A corn kernel consists of an outer envelope of cellulose. Inside the envelope are primarily carbohydrates and proteins.

Cellulose is indigestible by cats and dogs. It has no nutritional value. If corn is not ground or chewed, the proteins and carbohydrates inside the kernel cannot be accessed by the body.

If corn is ground, the inner parts of the kernel are accessible to the body. Cats and dogs produce enzymes that can break corn protein down to its constituent amino acids (building blocks). These constituent amino acids can be reassembled into other proteins; they also can be converted into energy, fats, and carbohydrates. Many of the carbohydrates in corn also are accessible for bodily metabolism.

This means that corn has nutritional value for cats and dogs.

Before you get mad, note this: although I said corn has nutritional value, I didn’t say that it necessarily should be a major ingredient in dog or especially cat food. Something can have nutritional value (a statement of hard fact) without necessarily being nutritious (a more judgemental term). I think it’s possible that the relative levels of carbohydrates in corn and the mix of amino acids in corn protein may not be appropriate for cats and dogs.
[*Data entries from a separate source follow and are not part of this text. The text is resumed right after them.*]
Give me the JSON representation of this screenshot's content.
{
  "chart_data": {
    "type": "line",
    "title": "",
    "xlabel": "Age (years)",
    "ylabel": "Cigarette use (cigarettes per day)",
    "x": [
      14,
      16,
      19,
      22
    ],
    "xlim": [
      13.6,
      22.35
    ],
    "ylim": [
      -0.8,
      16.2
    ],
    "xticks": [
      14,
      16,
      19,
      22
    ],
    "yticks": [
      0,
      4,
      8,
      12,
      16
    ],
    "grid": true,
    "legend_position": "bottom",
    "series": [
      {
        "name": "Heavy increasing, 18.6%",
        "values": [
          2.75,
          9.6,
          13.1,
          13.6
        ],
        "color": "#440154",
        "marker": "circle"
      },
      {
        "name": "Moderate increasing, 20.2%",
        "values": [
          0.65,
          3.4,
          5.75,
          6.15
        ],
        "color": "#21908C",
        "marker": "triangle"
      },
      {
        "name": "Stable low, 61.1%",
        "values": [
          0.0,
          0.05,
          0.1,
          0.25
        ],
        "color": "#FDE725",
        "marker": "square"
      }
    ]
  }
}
There is room for debate on the matter of whether corn really belongs in pet food.

That said, corn definitely isn’t the boogeyman that many people make it out to be–corn is nothing compared to the pizza and beer that my body occasionally gets to metabolize!

Now let’s consider beer. The ethanol and carbohydrates in beer can be converted to energy, other carbohydrates, and (as many middle-aged men know) intra-abdominal fat. Beer has nutritional value, but even I, as a serious beer lover, wouldn’t try to claim that it’s nutritious.

An understanding of biochemistry and physiology reveals that bodies are very versatile. An understanding of this versatility leads to the realization that animals can thrive on a pretty wide variety of foodstuffs.

An understanding of this versatility also lays waste to the biologically (or evolutionarily) appropriate arguments that are put forth by some proponents of certain types of pet food. These arguments, as I have heard them, state that animals should eat food that they evolved to eat.

The evolutionarily appropriate argument never passed the smell test for me. If it’s important for cats and dogs to eat evolutionarily appropriate food, then it should be important for people to eat evolutionarily appropriate food. Yet, outside of a few tribes in the Kalahari, remote Amazon, and other remote forests, almost no humans consume the hunter-gatherer diet that our species evolved to eat. Humans also routinely eat foodstuffs that were not present during our evolution. I just ate a cheese and tomato omelette with breakfast potatoes. The eggs were the only evolutionarily appropriate item on the plate, and even they were much different from eggs that my hunter-gatherer ancestors would have consumed. It was a healthy and nutritious meal nonetheless.

In the end it does not matter whether an individual’s diet is evolutionarily appropriate. What matters is whether it is complete and balanced.

There is room for a great deal of debate on whether commercial pet foods are complete and balanced.

My experience with tens of thousands of animals has left me with some opinions on commercial pet foods. Most high quality commercial dog foods seem fine to me. Dogs generally are living to ripe old ages and generally are not suffering from food-related illnesses (I know there are exceptions, but in this case I’m talking about the population at large).

Commercial cat foods, in my opinion, are a different story. More than half the cats I see are overweight or obese. Obesity-linked illnesses such as diabetes and arthritis are epidemic. Diet also may play a role in triggering hyperthyroidism, one of the most common diseases in cats. Finally, there is a clear correlation between diet and feline lower urinary tract disease and urinary obstruction.

I strongly hope that 20 years from now cat food formulations will be markedly improved and more healthy. Time will tell.